Wednesday, December 8, 2021

My PhD Thesis Title..

Yesterday, I posted an image of an AI-generated art (on Twitter and on LinkedIn). The image was generated by providing it my PhD thesis title (which is actually irrelevant for this post). Today, I will share the story about the “AI” software that generated that stunning image.

If you are on Twitter, you would have lately seen a deluge of such AI generated images all over your timeline. These pictures are being generated using a new app called Dream (wombo.art) which lets anyone create an AI-generated artistic image by simply typing a brief description of what they would like the generated image to depict. If you search on Twitter recently, you will see many examples of what people have already generated using this app. Many in the Twitter academics have been doing what I eventually did too. They provided their respective PhD thesis titles to generate their own art and shared on Twitter. It has kind of become a craze – and I fell for it too.
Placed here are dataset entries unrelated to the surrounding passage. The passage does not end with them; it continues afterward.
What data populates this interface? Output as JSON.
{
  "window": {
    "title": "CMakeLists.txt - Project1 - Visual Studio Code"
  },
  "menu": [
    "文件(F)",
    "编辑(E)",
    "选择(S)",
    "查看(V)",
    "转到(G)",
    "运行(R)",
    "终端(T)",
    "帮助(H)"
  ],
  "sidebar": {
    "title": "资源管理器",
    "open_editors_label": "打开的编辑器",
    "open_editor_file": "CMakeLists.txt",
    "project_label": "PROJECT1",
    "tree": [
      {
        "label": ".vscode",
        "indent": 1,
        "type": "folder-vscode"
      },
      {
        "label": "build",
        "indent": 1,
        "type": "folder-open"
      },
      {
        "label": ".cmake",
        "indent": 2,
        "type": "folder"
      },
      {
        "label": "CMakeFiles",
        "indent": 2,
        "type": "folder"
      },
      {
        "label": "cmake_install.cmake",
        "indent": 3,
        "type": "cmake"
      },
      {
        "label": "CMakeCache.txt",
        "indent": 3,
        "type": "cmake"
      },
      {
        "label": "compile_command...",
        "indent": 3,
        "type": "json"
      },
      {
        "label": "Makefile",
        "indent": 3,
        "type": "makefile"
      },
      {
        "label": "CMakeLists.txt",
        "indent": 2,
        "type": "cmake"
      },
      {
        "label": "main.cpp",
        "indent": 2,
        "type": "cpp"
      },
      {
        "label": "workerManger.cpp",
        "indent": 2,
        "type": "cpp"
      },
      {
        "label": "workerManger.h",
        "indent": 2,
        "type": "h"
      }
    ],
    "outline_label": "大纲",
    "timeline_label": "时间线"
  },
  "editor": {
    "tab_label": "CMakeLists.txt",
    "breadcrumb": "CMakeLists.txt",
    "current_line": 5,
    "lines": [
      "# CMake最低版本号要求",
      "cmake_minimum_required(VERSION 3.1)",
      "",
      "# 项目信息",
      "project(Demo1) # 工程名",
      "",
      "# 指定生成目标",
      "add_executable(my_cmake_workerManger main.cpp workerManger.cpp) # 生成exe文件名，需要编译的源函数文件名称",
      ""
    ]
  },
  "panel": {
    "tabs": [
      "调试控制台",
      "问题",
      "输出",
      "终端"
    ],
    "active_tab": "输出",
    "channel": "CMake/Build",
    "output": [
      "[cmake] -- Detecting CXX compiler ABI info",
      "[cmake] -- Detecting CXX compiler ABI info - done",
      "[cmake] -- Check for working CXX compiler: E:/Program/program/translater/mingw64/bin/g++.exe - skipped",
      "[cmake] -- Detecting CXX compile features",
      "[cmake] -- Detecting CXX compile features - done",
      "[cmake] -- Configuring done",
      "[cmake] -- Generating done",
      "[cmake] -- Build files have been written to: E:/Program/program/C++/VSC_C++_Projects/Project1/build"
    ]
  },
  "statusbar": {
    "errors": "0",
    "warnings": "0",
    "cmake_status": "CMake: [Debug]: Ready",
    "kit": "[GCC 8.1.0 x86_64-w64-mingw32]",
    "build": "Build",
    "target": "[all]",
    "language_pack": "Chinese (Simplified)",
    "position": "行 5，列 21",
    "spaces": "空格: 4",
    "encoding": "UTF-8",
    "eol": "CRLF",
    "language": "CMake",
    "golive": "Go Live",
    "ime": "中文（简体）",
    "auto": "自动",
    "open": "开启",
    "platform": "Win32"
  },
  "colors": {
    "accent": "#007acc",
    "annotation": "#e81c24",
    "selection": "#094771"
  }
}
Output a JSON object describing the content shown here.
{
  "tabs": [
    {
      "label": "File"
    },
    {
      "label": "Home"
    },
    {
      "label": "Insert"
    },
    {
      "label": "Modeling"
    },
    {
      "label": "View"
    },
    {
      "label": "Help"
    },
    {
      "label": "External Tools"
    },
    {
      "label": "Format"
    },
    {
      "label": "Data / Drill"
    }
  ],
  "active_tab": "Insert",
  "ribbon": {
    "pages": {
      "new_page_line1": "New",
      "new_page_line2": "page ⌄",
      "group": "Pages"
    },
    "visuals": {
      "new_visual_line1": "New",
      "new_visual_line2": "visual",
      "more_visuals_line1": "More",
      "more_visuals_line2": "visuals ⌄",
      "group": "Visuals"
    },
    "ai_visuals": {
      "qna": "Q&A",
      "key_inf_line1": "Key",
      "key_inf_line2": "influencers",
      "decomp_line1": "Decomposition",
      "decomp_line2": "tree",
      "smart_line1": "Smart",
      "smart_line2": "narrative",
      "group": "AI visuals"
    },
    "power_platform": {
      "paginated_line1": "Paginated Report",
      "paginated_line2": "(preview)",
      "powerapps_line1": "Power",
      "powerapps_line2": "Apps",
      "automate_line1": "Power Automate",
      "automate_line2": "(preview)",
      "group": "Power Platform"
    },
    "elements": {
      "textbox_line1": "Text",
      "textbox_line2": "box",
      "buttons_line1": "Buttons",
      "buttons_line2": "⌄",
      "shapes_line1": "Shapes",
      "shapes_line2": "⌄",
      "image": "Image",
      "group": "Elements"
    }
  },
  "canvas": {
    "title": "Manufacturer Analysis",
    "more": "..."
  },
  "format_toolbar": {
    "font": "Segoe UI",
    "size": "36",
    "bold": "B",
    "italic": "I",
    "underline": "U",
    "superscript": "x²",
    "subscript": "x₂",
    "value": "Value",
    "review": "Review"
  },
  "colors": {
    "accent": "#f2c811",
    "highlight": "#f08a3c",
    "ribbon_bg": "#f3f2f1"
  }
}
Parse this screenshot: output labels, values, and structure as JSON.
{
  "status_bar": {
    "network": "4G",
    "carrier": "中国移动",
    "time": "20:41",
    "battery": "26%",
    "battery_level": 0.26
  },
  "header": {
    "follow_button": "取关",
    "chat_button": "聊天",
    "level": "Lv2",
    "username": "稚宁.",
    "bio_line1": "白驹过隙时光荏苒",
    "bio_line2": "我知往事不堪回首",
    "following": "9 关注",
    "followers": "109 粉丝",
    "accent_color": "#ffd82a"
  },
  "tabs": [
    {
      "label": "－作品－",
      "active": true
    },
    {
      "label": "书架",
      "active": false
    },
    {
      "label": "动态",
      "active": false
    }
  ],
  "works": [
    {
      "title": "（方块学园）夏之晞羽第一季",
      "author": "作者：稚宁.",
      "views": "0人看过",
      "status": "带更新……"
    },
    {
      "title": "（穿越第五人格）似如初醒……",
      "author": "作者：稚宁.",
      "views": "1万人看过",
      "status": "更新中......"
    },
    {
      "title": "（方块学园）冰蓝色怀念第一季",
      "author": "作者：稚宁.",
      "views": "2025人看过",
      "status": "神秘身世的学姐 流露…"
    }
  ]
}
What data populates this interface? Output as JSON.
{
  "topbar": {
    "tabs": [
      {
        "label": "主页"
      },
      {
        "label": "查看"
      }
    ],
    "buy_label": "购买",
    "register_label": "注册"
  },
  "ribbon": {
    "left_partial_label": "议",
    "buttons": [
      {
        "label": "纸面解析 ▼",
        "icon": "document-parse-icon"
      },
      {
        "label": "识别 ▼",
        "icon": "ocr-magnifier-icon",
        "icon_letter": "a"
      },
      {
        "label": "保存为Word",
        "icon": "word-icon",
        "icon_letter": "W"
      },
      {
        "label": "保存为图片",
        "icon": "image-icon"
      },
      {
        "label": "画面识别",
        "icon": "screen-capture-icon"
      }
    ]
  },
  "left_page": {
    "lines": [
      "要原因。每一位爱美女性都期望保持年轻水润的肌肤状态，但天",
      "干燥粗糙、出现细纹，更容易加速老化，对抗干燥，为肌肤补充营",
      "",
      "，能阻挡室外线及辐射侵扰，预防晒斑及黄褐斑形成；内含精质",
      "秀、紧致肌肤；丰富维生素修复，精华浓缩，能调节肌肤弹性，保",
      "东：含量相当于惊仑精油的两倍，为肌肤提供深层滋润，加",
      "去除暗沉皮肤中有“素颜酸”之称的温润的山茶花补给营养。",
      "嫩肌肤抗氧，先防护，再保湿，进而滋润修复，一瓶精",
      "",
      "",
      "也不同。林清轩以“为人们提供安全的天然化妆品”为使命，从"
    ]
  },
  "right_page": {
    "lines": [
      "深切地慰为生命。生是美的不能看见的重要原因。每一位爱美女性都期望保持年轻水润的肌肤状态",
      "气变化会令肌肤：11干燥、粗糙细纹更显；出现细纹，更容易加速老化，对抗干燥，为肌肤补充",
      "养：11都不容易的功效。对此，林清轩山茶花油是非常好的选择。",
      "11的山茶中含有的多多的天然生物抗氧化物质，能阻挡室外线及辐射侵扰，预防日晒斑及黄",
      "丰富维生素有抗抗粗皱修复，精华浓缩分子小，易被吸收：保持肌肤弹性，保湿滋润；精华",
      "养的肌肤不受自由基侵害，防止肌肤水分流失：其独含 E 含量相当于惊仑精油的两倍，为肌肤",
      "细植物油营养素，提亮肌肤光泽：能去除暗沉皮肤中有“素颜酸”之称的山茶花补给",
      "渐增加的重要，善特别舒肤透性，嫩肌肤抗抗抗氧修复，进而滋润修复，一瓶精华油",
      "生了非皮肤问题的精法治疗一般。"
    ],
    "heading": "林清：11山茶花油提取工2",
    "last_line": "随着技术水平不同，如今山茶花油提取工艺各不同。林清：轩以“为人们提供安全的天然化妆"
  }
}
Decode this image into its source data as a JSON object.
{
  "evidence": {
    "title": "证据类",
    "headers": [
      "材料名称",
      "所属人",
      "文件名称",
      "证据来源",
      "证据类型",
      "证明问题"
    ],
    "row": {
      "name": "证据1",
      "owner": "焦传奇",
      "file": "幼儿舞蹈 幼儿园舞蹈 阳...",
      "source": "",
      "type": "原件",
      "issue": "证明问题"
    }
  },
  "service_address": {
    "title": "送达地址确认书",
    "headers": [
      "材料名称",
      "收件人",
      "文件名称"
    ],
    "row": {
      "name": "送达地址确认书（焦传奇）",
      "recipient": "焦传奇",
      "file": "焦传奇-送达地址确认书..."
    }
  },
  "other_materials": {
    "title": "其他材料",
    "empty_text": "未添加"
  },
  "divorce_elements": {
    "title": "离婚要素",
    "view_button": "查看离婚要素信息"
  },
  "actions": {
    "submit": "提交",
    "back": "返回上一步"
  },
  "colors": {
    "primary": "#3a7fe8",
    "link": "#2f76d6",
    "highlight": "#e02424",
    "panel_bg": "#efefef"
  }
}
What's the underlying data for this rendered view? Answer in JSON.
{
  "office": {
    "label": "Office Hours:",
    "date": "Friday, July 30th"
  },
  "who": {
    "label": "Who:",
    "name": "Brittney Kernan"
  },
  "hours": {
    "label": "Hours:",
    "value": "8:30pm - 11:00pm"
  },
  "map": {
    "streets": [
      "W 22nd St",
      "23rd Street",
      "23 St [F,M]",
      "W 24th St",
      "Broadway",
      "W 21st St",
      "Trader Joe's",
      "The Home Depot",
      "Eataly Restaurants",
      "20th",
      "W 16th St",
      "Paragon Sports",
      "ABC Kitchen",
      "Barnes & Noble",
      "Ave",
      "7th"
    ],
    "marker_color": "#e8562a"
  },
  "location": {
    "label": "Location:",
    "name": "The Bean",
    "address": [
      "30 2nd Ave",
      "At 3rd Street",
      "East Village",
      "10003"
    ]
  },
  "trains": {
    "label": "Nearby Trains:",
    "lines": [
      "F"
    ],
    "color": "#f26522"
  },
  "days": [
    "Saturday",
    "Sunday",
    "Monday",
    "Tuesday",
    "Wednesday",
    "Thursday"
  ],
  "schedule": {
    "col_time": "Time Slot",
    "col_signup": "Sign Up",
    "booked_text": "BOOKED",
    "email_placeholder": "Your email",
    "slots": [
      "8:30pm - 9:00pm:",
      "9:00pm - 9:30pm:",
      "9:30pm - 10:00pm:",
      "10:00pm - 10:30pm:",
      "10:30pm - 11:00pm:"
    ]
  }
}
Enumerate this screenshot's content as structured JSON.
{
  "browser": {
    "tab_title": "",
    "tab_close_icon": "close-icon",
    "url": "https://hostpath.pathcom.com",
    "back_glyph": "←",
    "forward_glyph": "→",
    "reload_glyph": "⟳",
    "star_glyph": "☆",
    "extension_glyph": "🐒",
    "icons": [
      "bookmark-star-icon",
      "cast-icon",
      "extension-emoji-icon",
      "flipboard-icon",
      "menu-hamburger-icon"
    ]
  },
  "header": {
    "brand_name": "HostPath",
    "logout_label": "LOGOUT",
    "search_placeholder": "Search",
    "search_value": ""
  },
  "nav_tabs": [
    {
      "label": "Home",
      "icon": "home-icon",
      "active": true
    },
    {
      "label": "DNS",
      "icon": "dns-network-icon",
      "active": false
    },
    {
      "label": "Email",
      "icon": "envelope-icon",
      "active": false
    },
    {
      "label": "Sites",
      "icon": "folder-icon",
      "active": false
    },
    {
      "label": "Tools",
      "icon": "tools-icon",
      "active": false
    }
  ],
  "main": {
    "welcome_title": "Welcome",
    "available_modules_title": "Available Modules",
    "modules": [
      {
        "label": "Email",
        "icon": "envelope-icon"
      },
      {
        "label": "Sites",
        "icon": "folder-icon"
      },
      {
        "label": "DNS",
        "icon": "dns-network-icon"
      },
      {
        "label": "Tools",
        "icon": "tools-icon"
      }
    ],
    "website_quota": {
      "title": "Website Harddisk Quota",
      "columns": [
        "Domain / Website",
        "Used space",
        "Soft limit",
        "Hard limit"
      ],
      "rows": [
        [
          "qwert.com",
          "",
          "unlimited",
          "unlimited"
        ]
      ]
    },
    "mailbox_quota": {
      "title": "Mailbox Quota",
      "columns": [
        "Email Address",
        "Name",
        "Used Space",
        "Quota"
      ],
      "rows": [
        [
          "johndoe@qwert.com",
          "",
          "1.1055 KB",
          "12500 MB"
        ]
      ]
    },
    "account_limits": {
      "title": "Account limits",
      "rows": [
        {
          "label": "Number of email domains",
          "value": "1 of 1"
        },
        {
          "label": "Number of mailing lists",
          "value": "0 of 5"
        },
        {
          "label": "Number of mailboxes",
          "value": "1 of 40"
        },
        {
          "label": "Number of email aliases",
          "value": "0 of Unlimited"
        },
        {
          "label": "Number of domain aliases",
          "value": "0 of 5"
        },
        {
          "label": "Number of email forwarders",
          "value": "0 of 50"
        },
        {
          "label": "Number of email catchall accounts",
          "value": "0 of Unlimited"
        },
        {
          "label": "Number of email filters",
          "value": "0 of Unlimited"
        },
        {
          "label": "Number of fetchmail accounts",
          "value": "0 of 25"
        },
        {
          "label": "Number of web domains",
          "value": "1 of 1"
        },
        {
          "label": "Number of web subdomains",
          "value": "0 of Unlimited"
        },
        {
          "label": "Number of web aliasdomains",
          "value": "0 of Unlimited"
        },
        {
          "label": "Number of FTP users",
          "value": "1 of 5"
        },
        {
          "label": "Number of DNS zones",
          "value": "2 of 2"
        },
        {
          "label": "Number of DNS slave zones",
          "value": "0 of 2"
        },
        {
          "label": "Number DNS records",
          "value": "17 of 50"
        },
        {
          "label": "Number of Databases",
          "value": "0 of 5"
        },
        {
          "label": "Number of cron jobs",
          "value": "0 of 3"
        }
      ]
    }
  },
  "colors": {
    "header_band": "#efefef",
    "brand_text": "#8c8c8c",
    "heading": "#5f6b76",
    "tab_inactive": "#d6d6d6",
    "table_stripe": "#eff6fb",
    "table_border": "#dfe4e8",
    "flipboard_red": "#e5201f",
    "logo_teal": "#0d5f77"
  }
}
This type of software that generates such images is not totally new though. There have been DALL-E and VQGAN+CLIP algorithms before. The Dream app takes it further with its speed, quality, ease of use and probably tweaks to the algorithm itself. It’s available as a mobile app on Android and iOS and also on the web. The app is developed by a Canadian startup, Wombo.

The algorithm behind wombo.art could still be VQGAN+CLIP. It stands for a verbose “Vector Quantized Generative Adversarial Network and Contrastive Language – Image Pretraining). If I were to really explain this to a layman or someone not in the field, it simply is a piece of software that takes as input words and generates pictures based on trained datasets.

VQGAN+CLIP, as the “+” indicates is a combination of two deep learning models, both released earlier this year. VQGAN is a type of GAN, ie a type of generative adversarial network, to which you can pass a vector or a code and it outputs an image!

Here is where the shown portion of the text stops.